Wie können neue Währungssysteme unsere Region resilienter bei Krisen machen? Mit dieser und weiteren Fragen betreffend die Einsatzmöglichkeiten von Komplementärwährungen, also zusätzlich zum Euro verwendete Zahlungsmittel, befasst sich die grenzüberschreitende Zusammenarbeit der Partner aus Wörgl und dem Chiemgau beim Interreg-Kleinprojekt  „Gemeinsam grenzüberschreitend Geld & Gesellschaft gestalten“ von September 2019 bis Juli 2020. Die Ergebnisse wurden am 25. Juni 2020 in Wörgl öffentlich vorgestellt.

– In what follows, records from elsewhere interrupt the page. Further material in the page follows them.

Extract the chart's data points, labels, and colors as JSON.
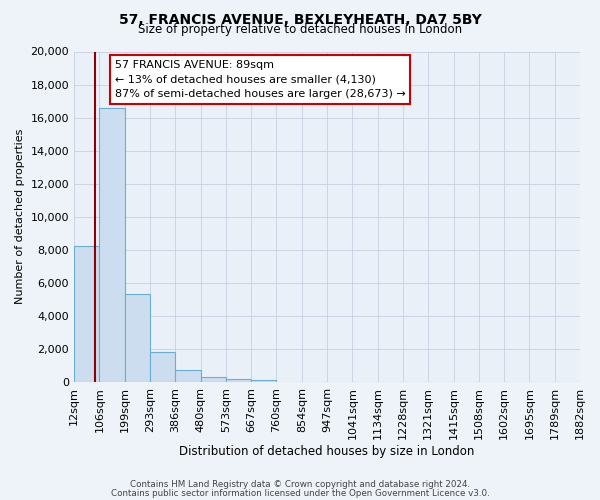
{
  "title": "57, FRANCIS AVENUE, BEXLEYHEATH, DA7 5BY",
  "subtitle": "Size of property relative to detached houses in London",
  "xlabel": "Distribution of detached houses by size in London",
  "ylabel": "Number of detached properties",
  "bin_edges": [
    12,
    106,
    199,
    293,
    386,
    480,
    573,
    667,
    760,
    854,
    947,
    1041,
    1134,
    1228,
    1321,
    1415,
    1508,
    1602,
    1695,
    1789,
    1882
  ],
  "bin_labels": [
    "12sqm",
    "106sqm",
    "199sqm",
    "293sqm",
    "386sqm",
    "480sqm",
    "573sqm",
    "667sqm",
    "760sqm",
    "854sqm",
    "947sqm",
    "1041sqm",
    "1134sqm",
    "1228sqm",
    "1321sqm",
    "1415sqm",
    "1508sqm",
    "1602sqm",
    "1695sqm",
    "1789sqm",
    "1882sqm"
  ],
  "bar_heights": [
    8200,
    16600,
    5300,
    1800,
    750,
    300,
    200,
    100,
    0,
    0,
    0,
    0,
    0,
    0,
    0,
    0,
    0,
    0,
    0,
    0
  ],
  "bar_color": "#ccddf0",
  "bar_edge_color": "#6aaed6",
  "property_line_x": 89,
  "property_line_color": "#8b0000",
  "annotation_line1": "57 FRANCIS AVENUE: 89sqm",
  "annotation_line2": "← 13% of detached houses are smaller (4,130)",
  "annotation_line3": "87% of semi-detached houses are larger (28,673) →",
  "ylim": [
    0,
    20000
  ],
  "yticks": [
    0,
    2000,
    4000,
    6000,
    8000,
    10000,
    12000,
    14000,
    16000,
    18000,
    20000
  ],
  "footer_line1": "Contains HM Land Registry data © Crown copyright and database right 2024.",
  "footer_line2": "Contains public sector information licensed under the Open Government Licence v3.0.",
  "bg_color": "#eef3fa",
  "plot_bg_color": "#eaf0f8"
}
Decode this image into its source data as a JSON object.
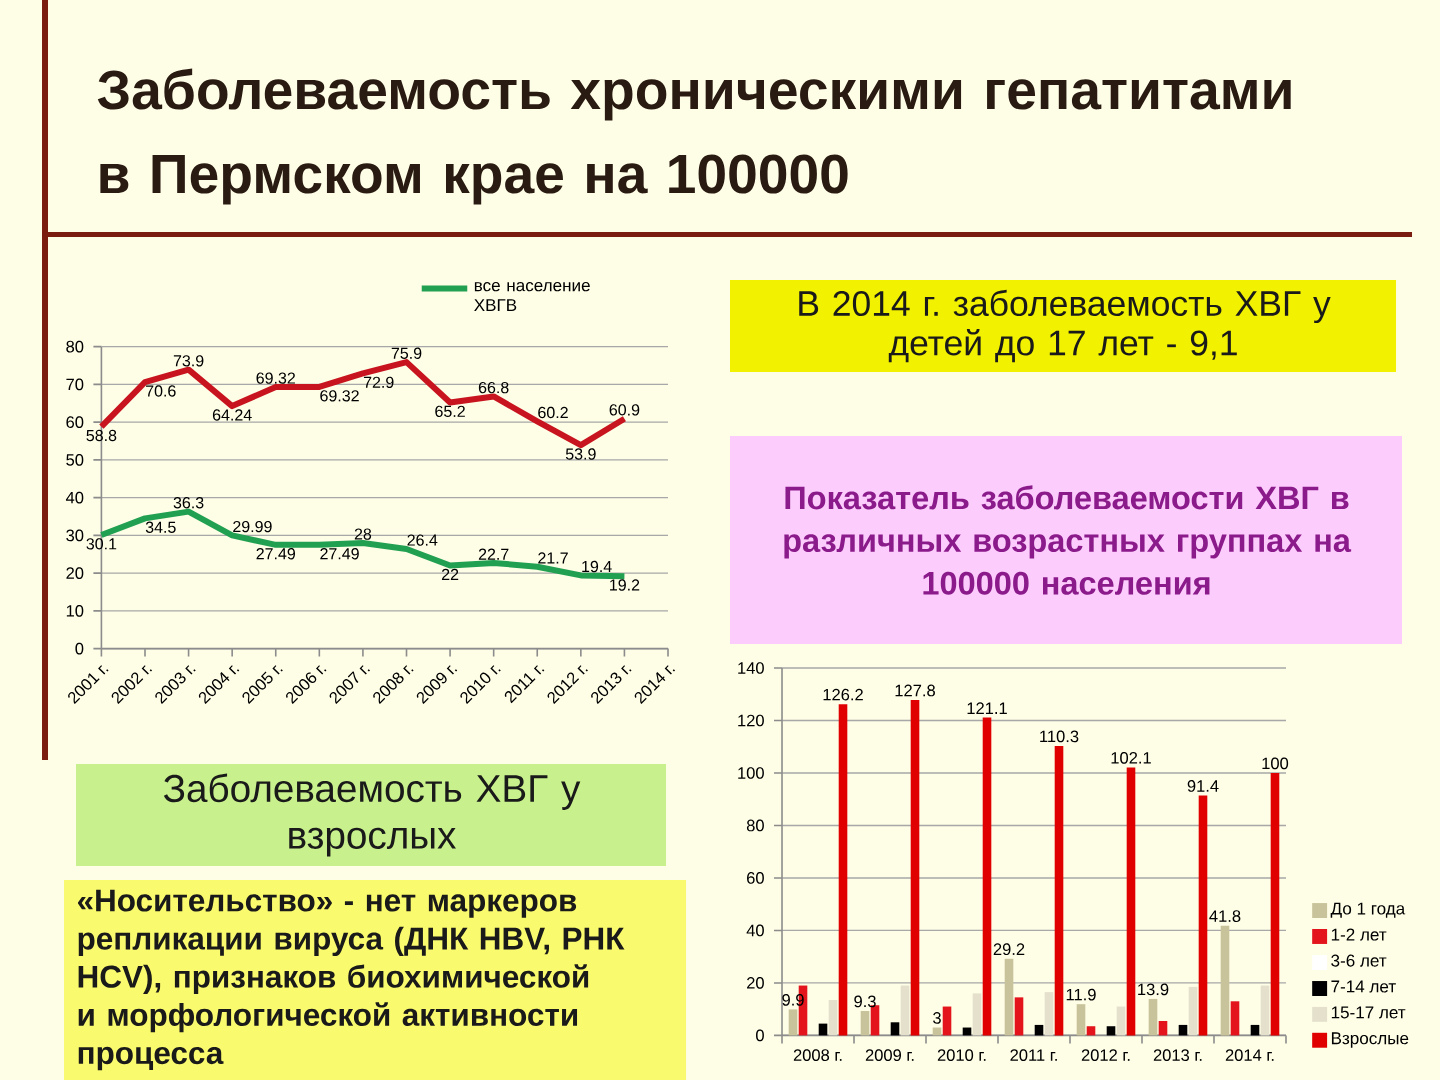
{
  "chart_data": [
    {
      "type": "line",
      "title": "Заболеваемость хроническими гепатитами в Пермском крае на 100000",
      "categories": [
        "2001 г.",
        "2002 г.",
        "2003 г.",
        "2004 г.",
        "2005 г.",
        "2006 г.",
        "2007 г.",
        "2008 г.",
        "2009 г.",
        "2010 г.",
        "2011 г.",
        "2012 г.",
        "2013 г.",
        "2014 г."
      ],
      "series": [
        {
          "color": "#c8141e",
          "values": [
            58.8,
            70.6,
            73.9,
            64.24,
            69.32,
            69.32,
            72.9,
            75.9,
            65.2,
            66.8,
            60.2,
            53.9,
            60.9,
            null
          ]
        },
        {
          "name": "все население ХВГВ",
          "color": "#22a052",
          "values": [
            30.1,
            34.5,
            36.3,
            29.99,
            27.49,
            27.49,
            28,
            26.4,
            22,
            22.7,
            21.7,
            19.4,
            19.2,
            null
          ]
        }
      ],
      "ylim": [
        0,
        80
      ],
      "yticks": [
        0,
        10,
        20,
        30,
        40,
        50,
        60,
        70,
        80
      ],
      "grid": "y",
      "legend": "top right",
      "data_labels": true,
      "annotations": [
        "Заболеваемость ХВГ у взрослых",
        "«Носительство» - нет маркеров репликации вируса (ДНК HBV, РНК HCV), признаков биохимической и морфологической активности процесса"
      ]
    },
    {
      "type": "bar",
      "title": "Показатель заболеваемости ХВГ в различных возрастных группах на 100000 населения",
      "categories": [
        "2008 г.",
        "2009 г.",
        "2010 г.",
        "2011 г.",
        "2012 г.",
        "2013 г.",
        "2014 г."
      ],
      "series": [
        {
          "name": "До 1 года",
          "color": "#c8c39a",
          "values": [
            9.9,
            9.3,
            3,
            29.2,
            11.9,
            13.9,
            41.8
          ],
          "value_labels": [
            "9.9",
            "9.3",
            "3",
            "29.2",
            "11.9",
            "13.9",
            "41.8"
          ]
        },
        {
          "name": "1-2 лет",
          "color": "#e3141c",
          "values": [
            19,
            11.5,
            11,
            14.5,
            3.5,
            5.5,
            13
          ]
        },
        {
          "name": "3-6 лет",
          "color": "#ffffff",
          "values": [
            null,
            null,
            null,
            null,
            null,
            null,
            null
          ]
        },
        {
          "name": "7-14 лет",
          "color": "#000000",
          "values": [
            4.5,
            5,
            3,
            4,
            3.5,
            4,
            4
          ]
        },
        {
          "name": "15-17 лет",
          "color": "#e4e0cc",
          "values": [
            13.5,
            19,
            16,
            16.5,
            11,
            18.5,
            19
          ]
        },
        {
          "name": "Взрослые",
          "color": "#e00000",
          "values": [
            126.2,
            127.8,
            121.1,
            110.3,
            102.1,
            91.4,
            100
          ],
          "value_labels": [
            "126.2",
            "127.8",
            "121.1",
            "110.3",
            "102.1",
            "91.4",
            "100"
          ]
        }
      ],
      "ylim": [
        0,
        140
      ],
      "yticks": [
        0,
        20,
        40,
        60,
        80,
        100,
        120,
        140
      ],
      "grid": "y",
      "legend": "right",
      "annotations": [
        "В 2014 г. заболеваемость ХВГ у детей до 17 лет - 9,1"
      ]
    }
  ]
}
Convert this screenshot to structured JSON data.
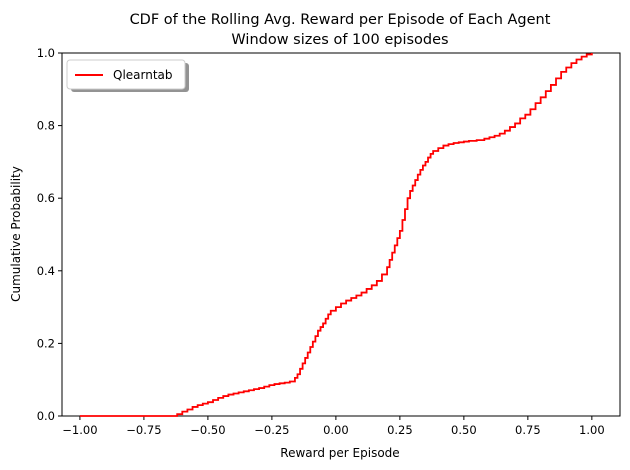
{
  "chart_data": {
    "type": "line",
    "title": "CDF of the Rolling Avg. Reward per Episode of Each Agent",
    "subtitle": "Window sizes of 100 episodes",
    "xlabel": "Reward per Episode",
    "ylabel": "Cumulative Probability",
    "xlim": [
      -1.07,
      1.11
    ],
    "ylim": [
      0.0,
      1.0
    ],
    "x_ticks": [
      -1.0,
      -0.75,
      -0.5,
      -0.25,
      0.0,
      0.25,
      0.5,
      0.75,
      1.0
    ],
    "x_tick_labels": [
      "−1.00",
      "−0.75",
      "−0.50",
      "−0.25",
      "0.00",
      "0.25",
      "0.50",
      "0.75",
      "1.00"
    ],
    "y_ticks": [
      0.0,
      0.2,
      0.4,
      0.6,
      0.8,
      1.0
    ],
    "y_tick_labels": [
      "0.0",
      "0.2",
      "0.4",
      "0.6",
      "0.8",
      "1.0"
    ],
    "grid": false,
    "legend": {
      "placement": "top-left",
      "shadow": true
    },
    "drawstyle": "steps",
    "series": [
      {
        "name": "Qlearntab",
        "color": "#ff0000",
        "points": [
          [
            -1.0,
            0.0
          ],
          [
            -0.64,
            0.0
          ],
          [
            -0.62,
            0.005
          ],
          [
            -0.6,
            0.012
          ],
          [
            -0.58,
            0.018
          ],
          [
            -0.56,
            0.025
          ],
          [
            -0.54,
            0.03
          ],
          [
            -0.52,
            0.034
          ],
          [
            -0.5,
            0.038
          ],
          [
            -0.48,
            0.044
          ],
          [
            -0.46,
            0.05
          ],
          [
            -0.44,
            0.055
          ],
          [
            -0.42,
            0.059
          ],
          [
            -0.4,
            0.062
          ],
          [
            -0.38,
            0.065
          ],
          [
            -0.36,
            0.068
          ],
          [
            -0.34,
            0.071
          ],
          [
            -0.32,
            0.074
          ],
          [
            -0.3,
            0.077
          ],
          [
            -0.28,
            0.081
          ],
          [
            -0.26,
            0.085
          ],
          [
            -0.24,
            0.088
          ],
          [
            -0.22,
            0.09
          ],
          [
            -0.2,
            0.092
          ],
          [
            -0.18,
            0.095
          ],
          [
            -0.16,
            0.105
          ],
          [
            -0.15,
            0.115
          ],
          [
            -0.14,
            0.13
          ],
          [
            -0.13,
            0.145
          ],
          [
            -0.12,
            0.16
          ],
          [
            -0.11,
            0.175
          ],
          [
            -0.1,
            0.19
          ],
          [
            -0.09,
            0.205
          ],
          [
            -0.08,
            0.22
          ],
          [
            -0.07,
            0.235
          ],
          [
            -0.06,
            0.245
          ],
          [
            -0.05,
            0.255
          ],
          [
            -0.04,
            0.268
          ],
          [
            -0.03,
            0.28
          ],
          [
            -0.02,
            0.29
          ],
          [
            0.0,
            0.3
          ],
          [
            0.02,
            0.31
          ],
          [
            0.04,
            0.318
          ],
          [
            0.06,
            0.325
          ],
          [
            0.08,
            0.332
          ],
          [
            0.1,
            0.34
          ],
          [
            0.12,
            0.35
          ],
          [
            0.14,
            0.36
          ],
          [
            0.16,
            0.372
          ],
          [
            0.18,
            0.39
          ],
          [
            0.2,
            0.41
          ],
          [
            0.21,
            0.43
          ],
          [
            0.22,
            0.45
          ],
          [
            0.23,
            0.47
          ],
          [
            0.24,
            0.49
          ],
          [
            0.25,
            0.51
          ],
          [
            0.26,
            0.54
          ],
          [
            0.27,
            0.57
          ],
          [
            0.28,
            0.6
          ],
          [
            0.29,
            0.62
          ],
          [
            0.3,
            0.635
          ],
          [
            0.31,
            0.65
          ],
          [
            0.32,
            0.665
          ],
          [
            0.33,
            0.678
          ],
          [
            0.34,
            0.69
          ],
          [
            0.35,
            0.7
          ],
          [
            0.36,
            0.712
          ],
          [
            0.37,
            0.722
          ],
          [
            0.38,
            0.73
          ],
          [
            0.4,
            0.738
          ],
          [
            0.42,
            0.745
          ],
          [
            0.44,
            0.749
          ],
          [
            0.46,
            0.752
          ],
          [
            0.48,
            0.754
          ],
          [
            0.5,
            0.756
          ],
          [
            0.52,
            0.758
          ],
          [
            0.55,
            0.76
          ],
          [
            0.58,
            0.764
          ],
          [
            0.6,
            0.768
          ],
          [
            0.62,
            0.772
          ],
          [
            0.64,
            0.778
          ],
          [
            0.66,
            0.786
          ],
          [
            0.68,
            0.796
          ],
          [
            0.7,
            0.806
          ],
          [
            0.72,
            0.82
          ],
          [
            0.74,
            0.83
          ],
          [
            0.76,
            0.845
          ],
          [
            0.78,
            0.862
          ],
          [
            0.8,
            0.878
          ],
          [
            0.82,
            0.895
          ],
          [
            0.84,
            0.912
          ],
          [
            0.86,
            0.93
          ],
          [
            0.88,
            0.948
          ],
          [
            0.9,
            0.96
          ],
          [
            0.92,
            0.972
          ],
          [
            0.94,
            0.982
          ],
          [
            0.96,
            0.99
          ],
          [
            0.98,
            0.996
          ],
          [
            1.0,
            1.0
          ]
        ]
      }
    ]
  }
}
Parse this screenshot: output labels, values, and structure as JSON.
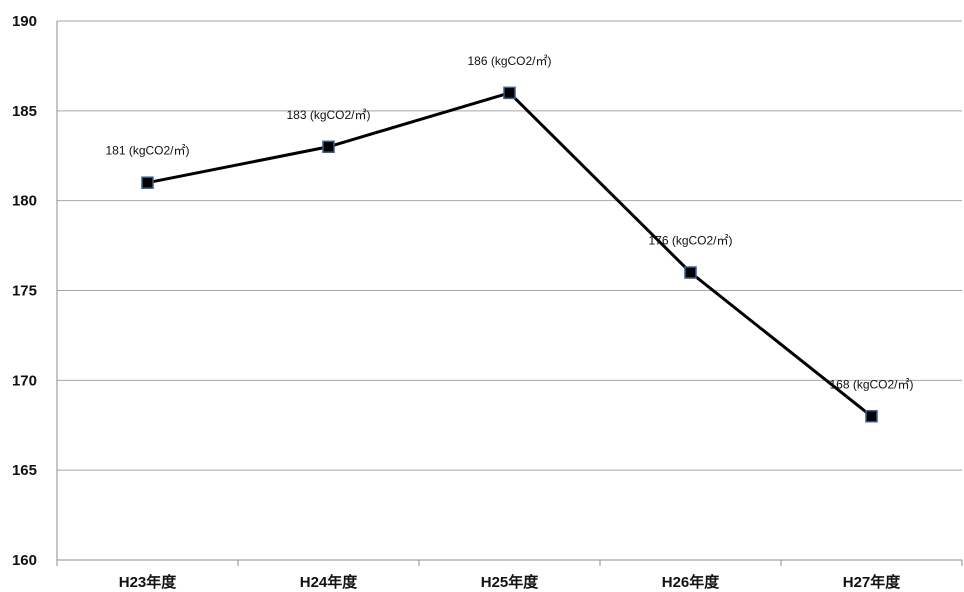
{
  "chart_data": {
    "type": "line",
    "title": "",
    "xlabel": "",
    "ylabel": "",
    "categories": [
      "H23年度",
      "H24年度",
      "H25年度",
      "H26年度",
      "H27年度"
    ],
    "series": [
      {
        "values": [
          181,
          183,
          186,
          176,
          168
        ],
        "data_labels": [
          "181 (kgCO2/㎡)",
          "183 (kgCO2/㎡)",
          "186 (kgCO2/㎡)",
          "176 (kgCO2/㎡)",
          "168 (kgCO2/㎡)"
        ]
      }
    ],
    "ylim": [
      160,
      190
    ],
    "yticks": [
      "160",
      "165",
      "170",
      "175",
      "180",
      "185",
      "190"
    ],
    "grid": true,
    "legend": "none",
    "colors": {
      "line": "#000000",
      "marker_fill": "#000000",
      "marker_border": "#3b5f8f",
      "grid": "#a6a6a6"
    }
  }
}
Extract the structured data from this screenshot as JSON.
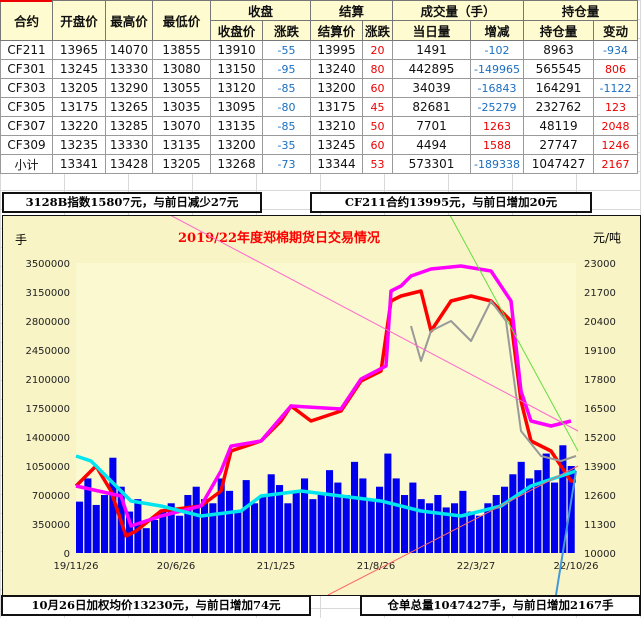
{
  "table": {
    "group_headers": {
      "close": "收盘",
      "settle": "结算",
      "volume": "成交量（手）",
      "oi": "持仓量"
    },
    "headers": [
      "合约",
      "开盘价",
      "最高价",
      "最低价",
      "收盘价",
      "涨跌",
      "结算价",
      "涨跌",
      "当日量",
      "增减",
      "持仓量",
      "变动"
    ],
    "rows": [
      [
        "CF211",
        "13965",
        "14070",
        "13855",
        "13910",
        "-55",
        "13995",
        "20",
        "1491",
        "-102",
        "8963",
        "-934"
      ],
      [
        "CF301",
        "13245",
        "13330",
        "13080",
        "13150",
        "-95",
        "13240",
        "80",
        "442895",
        "-149965",
        "565545",
        "806"
      ],
      [
        "CF303",
        "13205",
        "13290",
        "13055",
        "13120",
        "-85",
        "13200",
        "60",
        "34039",
        "-16843",
        "164291",
        "-1122"
      ],
      [
        "CF305",
        "13175",
        "13265",
        "13035",
        "13095",
        "-80",
        "13175",
        "45",
        "82681",
        "-25279",
        "232762",
        "123"
      ],
      [
        "CF307",
        "13220",
        "13285",
        "13070",
        "13135",
        "-85",
        "13210",
        "50",
        "7701",
        "1263",
        "48119",
        "2048"
      ],
      [
        "CF309",
        "13235",
        "13330",
        "13135",
        "13200",
        "-35",
        "13245",
        "60",
        "4494",
        "1588",
        "27747",
        "1246"
      ],
      [
        "小计",
        "13341",
        "13428",
        "13205",
        "13268",
        "-73",
        "13344",
        "53",
        "573301",
        "-189338",
        "1047427",
        "2167"
      ]
    ]
  },
  "notes": {
    "index": "3128B指数15807元，与前日减少27元",
    "cf211": "CF211合约13995元，与前日增加20元",
    "weighted": "10月26日加权均价13230元，与前日增加74元",
    "warehouse": "仓单总量1047427手，与前日增加2167手"
  },
  "colors": {
    "up": "#ee0000",
    "down": "#1a6ec0",
    "title": "#ff0000",
    "bars": "#0000ee",
    "price": "#ff0000",
    "magenta": "#ff00ff",
    "gray": "#999999",
    "cyan": "#00e5ee",
    "plot_bg": "#f8f4c5"
  },
  "chart_data": {
    "type": "bar+line",
    "title": "2019/22年度郑棉期货日交易情况",
    "ylabel_left": "手",
    "ylabel_right": "元/吨",
    "ylim_left": [
      0,
      3500000
    ],
    "ylim_right": [
      10000,
      23000
    ],
    "left_ticks": [
      "0",
      "350000",
      "700000",
      "1050000",
      "1400000",
      "1750000",
      "2100000",
      "2450000",
      "2800000",
      "3150000",
      "3500000"
    ],
    "right_ticks": [
      "10000",
      "11300",
      "12600",
      "13900",
      "15200",
      "16500",
      "17800",
      "19100",
      "20400",
      "21700",
      "23000"
    ],
    "x_ticks": [
      "19/11/26",
      "20/6/26",
      "21/1/25",
      "21/8/26",
      "22/3/27",
      "22/10/26"
    ],
    "grid": false,
    "bars_left": [
      620000,
      900000,
      580000,
      700000,
      1150000,
      800000,
      500000,
      650000,
      300000,
      400000,
      520000,
      600000,
      450000,
      700000,
      800000,
      650000,
      600000,
      900000,
      750000,
      500000,
      880000,
      600000,
      700000,
      950000,
      820000,
      600000,
      750000,
      900000,
      650000,
      700000,
      1000000,
      850000,
      700000,
      1100000,
      900000,
      650000,
      800000,
      1200000,
      900000,
      700000,
      850000,
      650000,
      600000,
      700000,
      550000,
      600000,
      750000,
      500000,
      450000,
      600000,
      700000,
      800000,
      950000,
      1100000,
      900000,
      1000000,
      1200000,
      850000,
      1300000,
      1050000
    ],
    "series": [
      {
        "axis": "right",
        "color": "price",
        "x": [
          0,
          0.04,
          0.07,
          0.1,
          0.12,
          0.17,
          0.25,
          0.29,
          0.31,
          0.37,
          0.41,
          0.43,
          0.47,
          0.53,
          0.57,
          0.61,
          0.63,
          0.65,
          0.69,
          0.71,
          0.75,
          0.79,
          0.83,
          0.87,
          0.89,
          0.91,
          0.95,
          0.99,
          1
        ],
        "y": [
          13003,
          13900,
          12779,
          10762,
          10986,
          11883,
          12107,
          12779,
          14572,
          15021,
          15917,
          16590,
          15917,
          16366,
          17710,
          18159,
          21297,
          21521,
          21745,
          19952,
          21297,
          21521,
          21297,
          20400,
          16814,
          15021,
          14572,
          13228,
          13228
        ]
      },
      {
        "axis": "right",
        "color": "magenta",
        "x": [
          0,
          0.09,
          0.11,
          0.17,
          0.25,
          0.29,
          0.31,
          0.37,
          0.43,
          0.53,
          0.57,
          0.62,
          0.63,
          0.65,
          0.67,
          0.71,
          0.77,
          0.83,
          0.87,
          0.89,
          0.91,
          0.95,
          0.99
        ],
        "y": [
          13003,
          12555,
          11210,
          11659,
          12107,
          13676,
          14790,
          15021,
          16590,
          16455,
          17800,
          18383,
          21745,
          21969,
          22417,
          22731,
          22866,
          22641,
          21297,
          17262,
          15917,
          15693,
          15917
        ]
      },
      {
        "axis": "right",
        "color": "gray",
        "x": [
          0.67,
          0.69,
          0.71,
          0.75,
          0.79,
          0.83,
          0.86,
          0.89,
          0.93,
          0.97,
          1
        ],
        "y": [
          20176,
          18607,
          19952,
          20400,
          19503,
          21297,
          20400,
          15469,
          14348,
          14124,
          14348
        ]
      },
      {
        "axis": "left",
        "color": "cyan",
        "x": [
          0,
          0.03,
          0.05,
          0.07,
          0.11,
          0.17,
          0.25,
          0.33,
          0.37,
          0.45,
          0.53,
          0.61,
          0.69,
          0.77,
          0.85,
          0.91,
          0.97,
          1
        ],
        "y": [
          1170690,
          1110345,
          989655,
          868966,
          627586,
          567241,
          446552,
          506897,
          687931,
          748276,
          687931,
          627586,
          506897,
          446552,
          567241,
          808621,
          929310,
          989655
        ]
      }
    ]
  }
}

Die grenzüberschreitende Thema Regionalwirtschaft und damit auch Regional- und Komplementärwährungen erhält durch die Corona-Krise Aufwind.  Wie funktionieren lokale, regionale und neue internetbasierte Währungssysteme als Ergänzung zum Euro  und welche Chancen für die regionale Entwicklung stecken in ihnen? Worin besteht der soziale Mehrwert? Und kann damit ein Beitrag zum Klimaschutz geleistet werden?

Woran wurde gearbeitet?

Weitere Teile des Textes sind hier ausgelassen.